Using complex protein and gene analysis methods developed by the Elledge lab, the researchers honed in on midnolin as a protein that contributes to the degradation of both Fos and EGR1. Subsequent experiments revealed that, in addition to Fos and EGR1, midnolin may also be involved in degrading hundreds of other transcription factors found in the cell nucleus.
Gu and Nardone recalled feeling shocked and skeptical about their own research findings. To confirm their discovery, they set out to understand how midnolin targeted and degraded such a wide array of proteins.
Nardone said, “Once we identified all these proteins, there were still many puzzling questions about how this degradation mechanism of midnolin actually worked.”

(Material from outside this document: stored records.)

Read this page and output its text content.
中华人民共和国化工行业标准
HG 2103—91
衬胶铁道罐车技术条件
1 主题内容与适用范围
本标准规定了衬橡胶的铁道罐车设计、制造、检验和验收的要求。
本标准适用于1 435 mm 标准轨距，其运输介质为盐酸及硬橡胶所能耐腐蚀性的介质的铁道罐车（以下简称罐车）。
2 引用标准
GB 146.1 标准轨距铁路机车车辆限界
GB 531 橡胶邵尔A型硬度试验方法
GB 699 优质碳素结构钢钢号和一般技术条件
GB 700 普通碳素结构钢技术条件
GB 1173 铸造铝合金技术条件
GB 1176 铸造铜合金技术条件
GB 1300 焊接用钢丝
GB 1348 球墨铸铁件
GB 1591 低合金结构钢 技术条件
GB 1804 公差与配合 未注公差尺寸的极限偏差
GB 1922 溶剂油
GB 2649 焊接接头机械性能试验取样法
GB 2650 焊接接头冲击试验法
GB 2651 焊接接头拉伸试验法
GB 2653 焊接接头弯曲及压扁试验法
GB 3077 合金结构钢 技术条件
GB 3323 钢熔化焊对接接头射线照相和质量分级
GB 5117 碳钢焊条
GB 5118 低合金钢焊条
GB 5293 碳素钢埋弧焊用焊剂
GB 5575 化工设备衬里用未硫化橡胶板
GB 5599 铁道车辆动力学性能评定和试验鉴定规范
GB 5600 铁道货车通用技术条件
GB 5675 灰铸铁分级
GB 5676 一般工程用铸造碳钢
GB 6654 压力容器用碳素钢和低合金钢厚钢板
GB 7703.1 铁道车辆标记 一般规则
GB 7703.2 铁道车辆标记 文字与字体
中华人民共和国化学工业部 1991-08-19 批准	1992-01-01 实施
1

Through the use of a tool that predicts protein structures, coupled with results from a series of laboratory experiments, the researchers filled in the details of this mechanism. They found that midnolin possesses a “catch domain,” a region of the protein capable of capturing other proteins and delivering them directly to the proteasome for subsequent degradation. This catch domain consists of two independent regions linked by amino acids, allowing midnolin to capture various types of proteins by grasping a relatively unstructured region within each protein.
Notably, proteins like Fos are responsible for turning genes on, allowing neurons in the brain to connect and reconnect in response to stimuli. Other proteins, such as IRF4, activate genes that ensure the production of functional B cells and T cells to support the immune system.
Elledge stated, “The most exciting aspect of this new study is that we now understand a general mechanism for a new ubiquitin-independent degradation protein.”
Promising Transformative Potential
In the short term, the researchers hope to delve deeper into the mechanism they’ve uncovered. They plan to conduct structural studies to better understand how midnolin captures and degrades proteins in detail. They are also creating mice that lack midnolin to investigate the role of this protein in different cells and developmental stages.
The researchers believe that their discovery holds promising transformative potential. It may provide a pathway for scientists to control the levels of transcription factors, thereby regulating gene expression and influencing related processes within the body.
Greenberg remarked, “Protein degradation is a critical process, and dysregulation of protein degradation is at the basis of many diseases,” including certain neurological and psychiatric disorders, as well as some cancers.
For instance, when transcription factors like Fos are present in excess or deficiency, it may lead to learning and memory problems. In multiple myeloma, cancer cells become addicted to the immune protein IRF4, exacerbating the disease. The authors are particularly interested in identifying diseases that might be treated by developing therapies based on the midnolin-proteasome pathway.